Acredito que a maioria das pessoas adota o que permito chamar aqui de critério Márcio Braga. Imaginam que a Previdência estará quebrada quando o Ministério da Economia (ou já será Fazenda de novo, até lá?) convocar uma coletiva semelhante à do homônimo ex-presidente do Flamengo, declarando aos jornalistas: “Acabou o dinheiro!”, diria o ministro com dramaticidade digna da Argentina de 2001 ou da Grécia de 2010.
Com relação especificamente à Previdência, um marco do absurdo frequentemente citado é a revisão de direitos adquiridos. Os governos Dilma, Temer e Bolsonaro alertaram para a possibilidade de cortes futuros no benefício de quem já se aposentou, caso a reforma não seja aprovada. Aconteceu em países europeus na última virada de décadas.
Como o dia do calote ainda não chegou, as pessoas se perguntam: quando é que a Previdência vai quebrar?
O problema que vejo no critério Márcio Braga, com seus tons gregos, é a leniência. Achar que a previdência precisa ser judicializada e dar calote para quebrar exige uma expectativa muito baixa para o Brasil.
A revisão de direitos adquiridos seria uma declaração de falência da democracia brasileira, não só da economia. O Judiciário precisaria ditar, porque o Executivo não conseguiu governar e o Legislativo foi incapaz de legislar.
Políticos são eleitos para resolver problemas coletivos. Quando incapazes até de formular um orçamento sustentável, não entregam o mínimo do que a sociedade espera.
Eu espero, do Brasil, mais do que uma democracia falida. Acho que o critério para o absurdo, para falarmos em “quebra”, não pode ser tão baixo. Voltando à pergunta de Heródoto – e tantos outros – sobre quando a Previdência brasileira vai quebrar: já quebrou.
Meu critério para o absurdo é diferente. Espero convencer o leitor de que também é melhor. Nesta seara, faço duas exigências para um estado de coisas absurdos
A primeira, mais básica, é a insustentabilidade financeira. Um descompasso persistente e crescente entre receitas e despesas. É uma condição necessária, mas não suficiente. Fosse este o caso, a maioria dos sistemas de Previdência do mundo estaria quebrado – cá entre nós, isso é mais ou menos verdade; só que, se todos estão quebrados, ninguém está quebrado.
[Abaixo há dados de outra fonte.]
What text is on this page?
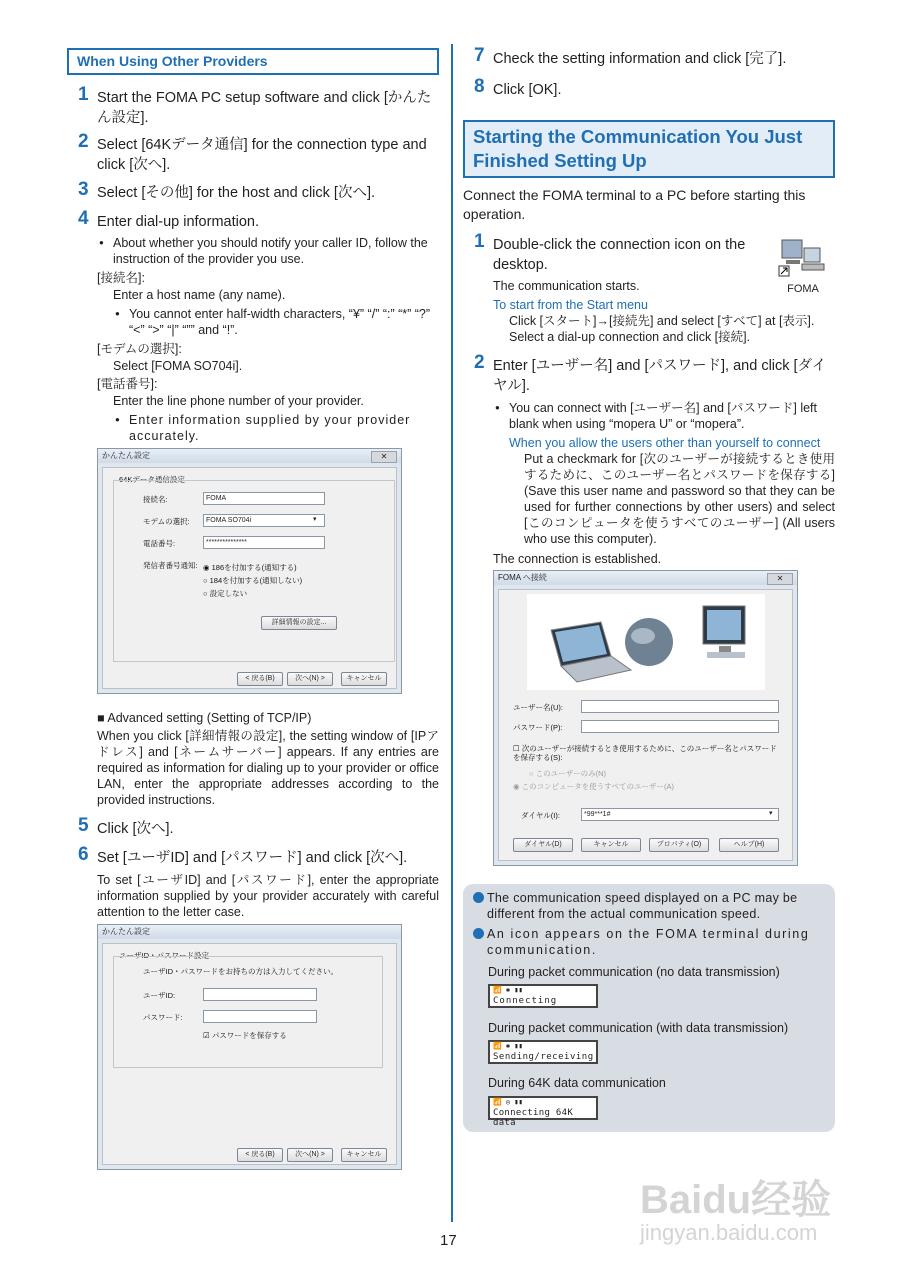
When Using Other Providers
1 Start the FOMA PC setup software and click [かんたん設定].
2 Select [64Kデータ通信] for the connection type and click [次へ].
3 Select [その他] for the host and click [次へ].
4 Enter dial-up information.
● About whether you should notify your caller ID, follow the instruction of the provider you use.
[接続名]:
Enter a host name (any name).
● You cannot enter half-width characters, “¥” “/” “:” “*” “?” “<” “>” “|” “”” and “!”.
[モデムの選択]:
Select [FOMA SO704i].
[電話番号]:
Enter the line phone number of your provider.
● Enter information supplied by your provider accurately.
かんたん設定	✕
64Kデータ通信設定
接続名:	FOMA
モデムの選択:	FOMA SO704i	▾
電話番号:	***************
発信者番号通知: ◉ 186を付加する(通知する)
○ 184を付加する(通知しない)
○ 設定しない
詳細情報の設定...
< 戻る(B)	次へ(N) >	キャンセル
■ Advanced setting (Setting of TCP/IP)
When you click [詳細情報の設定], the setting window of [IPアドレス] and [ネームサーバー] appears. If any entries are required as information for dialing up to your provider or office LAN, enter the appropriate addresses according to the provided instructions.
5 Click [次へ].
6 Set [ユーザID] and [パスワード] and click [次へ].
To set [ユーザID] and [パスワード], enter the appropriate information supplied by your provider accurately with careful attention to the letter case.
かんたん設定
ユーザID・パスワード設定
ユーザID・パスワードをお持ちの方は入力してください。
ユーザID:
パスワード:
☑ パスワードを保存する
< 戻る(B)	次へ(N) >	キャンセル
7 Check the setting information and click [完了].
8 Click [OK].
Starting the Communication You Just Finished Setting Up
Connect the FOMA terminal to a PC before starting this operation.
1 Double-click the connection icon on the desktop.
FOMA
The communication starts.
To start from the Start menu
Click [スタート]→[接続先] and select [すべて] at [表示]. Select a dial-up connection and click [接続].
2 Enter [ユーザー名] and [パスワード], and click [ダイヤル].
● You can connect with [ユーザー名] and [パスワード] left blank when using “mopera U” or “mopera”.
When you allow the users other than yourself to connect
Put a checkmark for [次のユーザーが接続するとき使用するために、このユーザー名とパスワードを保存する] (Save this user name and password so that they can be used for further connections by other users) and select [このコンピュータを使うすべてのユーザー] (All users who use this computer).
The connection is established.
FOMA へ接続	✕
ユーザー名(U):
パスワード(P):
☐ 次のユーザーが接続するとき使用するために、このユーザー名とパスワードを保存する(S):
○ このユーザーのみ(N)
◉ このコンピュータを使うすべてのユーザー(A)
ダイヤル(I):	*99***1#	▾
ダイヤル(D)	キャンセル	プロパティ(O)	ヘルプ(H)
The communication speed displayed on a PC may be different from the actual communication speed.
An icon appears on the FOMA terminal during communication.
During packet communication (no data transmission)
📶 ✱ ▮▮
Connecting
During packet communication (with data transmission)
📶 ✱ ▮▮
Sending/receiving
During 64K data communication
📶 ◎ ▮▮
Connecting 64K data
17
Baidu经验
jingyan.baidu.com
A segunda condição seria um alto custo de curto prazo decorrente da insustentabilidade financeira. Isto é, o presente do país precisa ser fortemente prejudicado pelo desequilíbrio previdenciário.
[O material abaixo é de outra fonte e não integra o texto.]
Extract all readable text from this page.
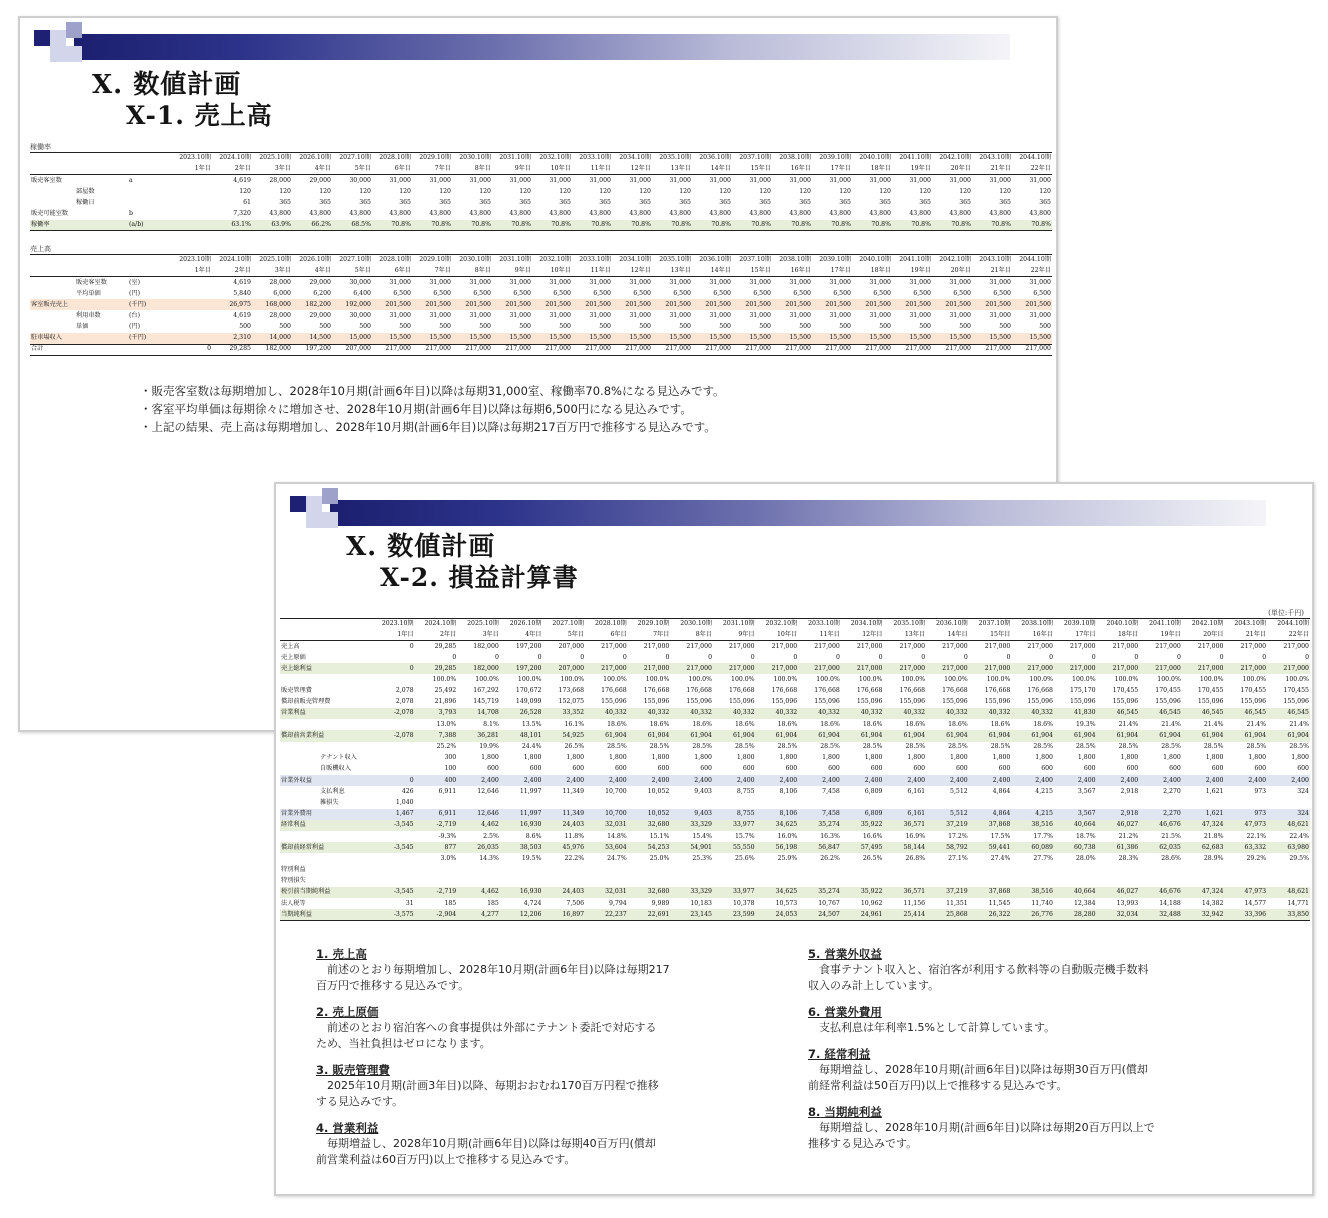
X. 数値計画
X-1. 売上高
稼働率
		2023.10期	2024.10期	2025.10期	2026.10期	2027.10期	2028.10期	2029.10期	2030.10期	2031.10期	2032.10期	2033.10期	2034.10期	2035.10期	2036.10期	2037.10期	2038.10期	2039.10期	2040.10期	2041.10期	2042.10期	2043.10期	2044.10期
		1年目	2年目	3年目	4年目	5年目	6年目	7年目	8年目	9年目	10年目	11年目	12年目	13年目	14年目	15年目	16年目	17年目	18年目	19年目	20年目	21年目	22年目
販売客室数	a		4,619	28,000	29,000	30,000	31,000	31,000	31,000	31,000	31,000	31,000	31,000	31,000	31,000	31,000	31,000	31,000	31,000	31,000	31,000	31,000	31,000
部屋数			120	120	120	120	120	120	120	120	120	120	120	120	120	120	120	120	120	120	120	120	120
稼働日			61	365	365	365	365	365	365	365	365	365	365	365	365	365	365	365	365	365	365	365	365
販売可能室数	b		7,320	43,800	43,800	43,800	43,800	43,800	43,800	43,800	43,800	43,800	43,800	43,800	43,800	43,800	43,800	43,800	43,800	43,800	43,800	43,800	43,800
稼働率	(a/b)		63.1%	63.9%	66.2%	68.5%	70.8%	70.8%	70.8%	70.8%	70.8%	70.8%	70.8%	70.8%	70.8%	70.8%	70.8%	70.8%	70.8%	70.8%	70.8%	70.8%	70.8%
売上高
		2023.10期	2024.10期	2025.10期	2026.10期	2027.10期	2028.10期	2029.10期	2030.10期	2031.10期	2032.10期	2033.10期	2034.10期	2035.10期	2036.10期	2037.10期	2038.10期	2039.10期	2040.10期	2041.10期	2042.10期	2043.10期	2044.10期
		1年目	2年目	3年目	4年目	5年目	6年目	7年目	8年目	9年目	10年目	11年目	12年目	13年目	14年目	15年目	16年目	17年目	18年目	19年目	20年目	21年目	22年目
販売客室数	(室)		4,619	28,000	29,000	30,000	31,000	31,000	31,000	31,000	31,000	31,000	31,000	31,000	31,000	31,000	31,000	31,000	31,000	31,000	31,000	31,000	31,000
平均単価	(円)		5,840	6,000	6,200	6,400	6,500	6,500	6,500	6,500	6,500	6,500	6,500	6,500	6,500	6,500	6,500	6,500	6,500	6,500	6,500	6,500	6,500
客室販売売上	(千円)		26,975	168,000	182,200	192,000	201,500	201,500	201,500	201,500	201,500	201,500	201,500	201,500	201,500	201,500	201,500	201,500	201,500	201,500	201,500	201,500	201,500
利用車数	(台)		4,619	28,000	29,000	30,000	31,000	31,000	31,000	31,000	31,000	31,000	31,000	31,000	31,000	31,000	31,000	31,000	31,000	31,000	31,000	31,000	31,000
単価	(円)		500	500	500	500	500	500	500	500	500	500	500	500	500	500	500	500	500	500	500	500	500
駐車場収入	(千円)		2,310	14,000	14,500	15,000	15,500	15,500	15,500	15,500	15,500	15,500	15,500	15,500	15,500	15,500	15,500	15,500	15,500	15,500	15,500	15,500	15,500
合計		0	29,285	182,000	197,200	207,000	217,000	217,000	217,000	217,000	217,000	217,000	217,000	217,000	217,000	217,000	217,000	217,000	217,000	217,000	217,000	217,000	217,000
・販売客室数は毎期増加し、2028年10月期(計画6年目)以降は毎期31,000室、稼働率70.8%になる見込みです。
・客室平均単価は毎期徐々に増加させ、2028年10月期(計画6年目)以降は毎期6,500円になる見込みです。
・上記の結果、売上高は毎期増加し、2028年10月期(計画6年目)以降は毎期217百万円で推移する見込みです。
X. 数値計画
X-2. 損益計算書
(単位:千円)
	2023.10期	2024.10期	2025.10期	2026.10期	2027.10期	2028.10期	2029.10期	2030.10期	2031.10期	2032.10期	2033.10期	2034.10期	2035.10期	2036.10期	2037.10期	2038.10期	2039.10期	2040.10期	2041.10期	2042.10期	2043.10期	2044.10期
	1年目	2年目	3年目	4年目	5年目	6年目	7年目	8年目	9年目	10年目	11年目	12年目	13年目	14年目	15年目	16年目	17年目	18年目	19年目	20年目	21年目	22年目
売上高	0	29,285	182,000	197,200	207,000	217,000	217,000	217,000	217,000	217,000	217,000	217,000	217,000	217,000	217,000	217,000	217,000	217,000	217,000	217,000	217,000	217,000
売上原価		0	0	0	0	0	0	0	0	0	0	0	0	0	0	0	0	0	0	0	0	0
売上総利益	0	29,285	182,000	197,200	207,000	217,000	217,000	217,000	217,000	217,000	217,000	217,000	217,000	217,000	217,000	217,000	217,000	217,000	217,000	217,000	217,000	217,000
		100.0%	100.0%	100.0%	100.0%	100.0%	100.0%	100.0%	100.0%	100.0%	100.0%	100.0%	100.0%	100.0%	100.0%	100.0%	100.0%	100.0%	100.0%	100.0%	100.0%	100.0%
販売管理費	2,078	25,492	167,292	170,672	173,668	176,668	176,668	176,668	176,668	176,668	176,668	176,668	176,668	176,668	176,668	176,668	175,170	170,455	170,455	170,455	170,455	170,455
償却前販売管理費	2,078	21,896	145,719	149,099	152,075	155,096	155,096	155,096	155,096	155,096	155,096	155,096	155,096	155,096	155,096	155,096	155,096	155,096	155,096	155,096	155,096	155,096
営業利益	-2,078	3,793	14,708	26,528	33,352	40,332	40,332	40,332	40,332	40,332	40,332	40,332	40,332	40,332	40,332	40,332	41,830	46,545	46,545	46,545	46,545	46,545
		13.0%	8.1%	13.5%	16.1%	18.6%	18.6%	18.6%	18.6%	18.6%	18.6%	18.6%	18.6%	18.6%	18.6%	18.6%	19.3%	21.4%	21.4%	21.4%	21.4%	21.4%
償却前営業利益	-2,078	7,388	36,281	48,101	54,925	61,904	61,904	61,904	61,904	61,904	61,904	61,904	61,904	61,904	61,904	61,904	61,904	61,904	61,904	61,904	61,904	61,904
		25.2%	19.9%	24.4%	26.5%	28.5%	28.5%	28.5%	28.5%	28.5%	28.5%	28.5%	28.5%	28.5%	28.5%	28.5%	28.5%	28.5%	28.5%	28.5%	28.5%	28.5%
テナント収入		300	1,800	1,800	1,800	1,800	1,800	1,800	1,800	1,800	1,800	1,800	1,800	1,800	1,800	1,800	1,800	1,800	1,800	1,800	1,800	1,800
自販機収入		100	600	600	600	600	600	600	600	600	600	600	600	600	600	600	600	600	600	600	600	600
営業外収益	0	400	2,400	2,400	2,400	2,400	2,400	2,400	2,400	2,400	2,400	2,400	2,400	2,400	2,400	2,400	2,400	2,400	2,400	2,400	2,400	2,400
支払利息	426	6,911	12,646	11,997	11,349	10,700	10,052	9,403	8,755	8,106	7,458	6,809	6,161	5,512	4,864	4,215	3,567	2,918	2,270	1,621	973	324
雑損失	1,040																					
営業外費用	1,467	6,911	12,646	11,997	11,349	10,700	10,052	9,403	8,755	8,106	7,458	6,809	6,161	5,512	4,864	4,215	3,567	2,918	2,270	1,621	973	324
経常利益	-3,545	-2,719	4,462	16,930	24,403	32,031	32,680	33,329	33,977	34,625	35,274	35,922	36,571	37,219	37,868	38,516	40,664	46,027	46,676	47,324	47,973	48,621
		-9.3%	2.5%	8.6%	11.8%	14.8%	15.1%	15.4%	15.7%	16.0%	16.3%	16.6%	16.9%	17.2%	17.5%	17.7%	18.7%	21.2%	21.5%	21.8%	22.1%	22.4%
償却前経常利益	-3,545	877	26,035	38,503	45,976	53,604	54,253	54,901	55,550	56,198	56,847	57,495	58,144	58,792	59,441	60,089	60,738	61,386	62,035	62,683	63,332	63,980
		3.0%	14.3%	19.5%	22.2%	24.7%	25.0%	25.3%	25.6%	25.9%	26.2%	26.5%	26.8%	27.1%	27.4%	27.7%	28.0%	28.3%	28.6%	28.9%	29.2%	29.5%
特別利益																						
特別損失																						
税引前当期純利益	-3,545	-2,719	4,462	16,930	24,403	32,031	32,680	33,329	33,977	34,625	35,274	35,922	36,571	37,219	37,868	38,516	40,664	46,027	46,676	47,324	47,973	48,621
法人税等	31	185	185	4,724	7,506	9,794	9,989	10,183	10,378	10,573	10,767	10,962	11,156	11,351	11,545	11,740	12,384	13,993	14,188	14,382	14,577	14,771
当期純利益	-3,575	-2,904	4,277	12,206	16,897	22,237	22,691	23,145	23,599	24,053	24,507	24,961	25,414	25,868	26,322	26,776	28,280	32,034	32,488	32,942	33,396	33,850
1. 売上高
　前述のとおり毎期増加し、2028年10月期(計画6年目)以降は毎期217
百万円で推移する見込みです。
2. 売上原価
　前述のとおり宿泊客への食事提供は外部にテナント委託で対応する
ため、当社負担はゼロになります。
3. 販売管理費
　2025年10月期(計画3年目)以降、毎期おおむね170百万円程で推移
する見込みです。
4. 営業利益
　毎期増益し、2028年10月期(計画6年目)以降は毎期40百万円(償却
前営業利益は60百万円)以上で推移する見込みです。
5. 営業外収益
　食事テナント収入と、宿泊客が利用する飲料等の自動販売機手数料
収入のみ計上しています。
6. 営業外費用
　支払利息は年利率1.5%として計算しています。
7. 経常利益
　毎期増益し、2028年10月期(計画6年目)以降は毎期30百万円(償却
前経常利益は50百万円)以上で推移する見込みです。
8. 当期純利益
　毎期増益し、2028年10月期(計画6年目)以降は毎期20百万円以上で
推移する見込みです。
Juntas, estas são as duas condições informais que já usamos para falar de empresas, famílias e governos quebrados. Deixar de honrar pagamentos não é necessário para quebrar, até porque o governo sempre pode fugir de calotes emitindo moeda.
Nesse caso, me parece muito claro que a Previdência brasileira já quebrou. E quebrou muito.
Os prejuízos de curto prazo causados pela insustentabilidade financeiras são inúmeros. Apenas entre os prejuízos diretos, estão:
Entre outras consequências que o leitor vê diariamente pelas ruas. E não tem cara de Previdência quebrada? O que é necessário, além disso?
Parlamentares e cidadãos precisam entender que parte fundamental do problema da Previdência é explicada pelo nosso atraso em encontrar uma solução política. Ainda nos anos 80 e 90, economistas como Francisco de Oliveira apontavam que o desequilíbrio era inevitável. O problema é que empurramos o problema com a barriga até hoje, deixando chegar na situação atual. O atraso da reforma é essencial para entender sua importância.
Caso alguém queira fazer uma pergunta no mesmo sentido, acho que há uma alternativa melhor. Ao invés de perguntar quando a Previdência vai quebrar, seria mais correto buscar previsões para a quebra da democracia, por causa da Previdência.
Afinal, quanto tempo a gente ainda aguenta até que se torne inviável uma reforma por via legislativa, cumprindo a proteção constitucional a quem já está aposentado?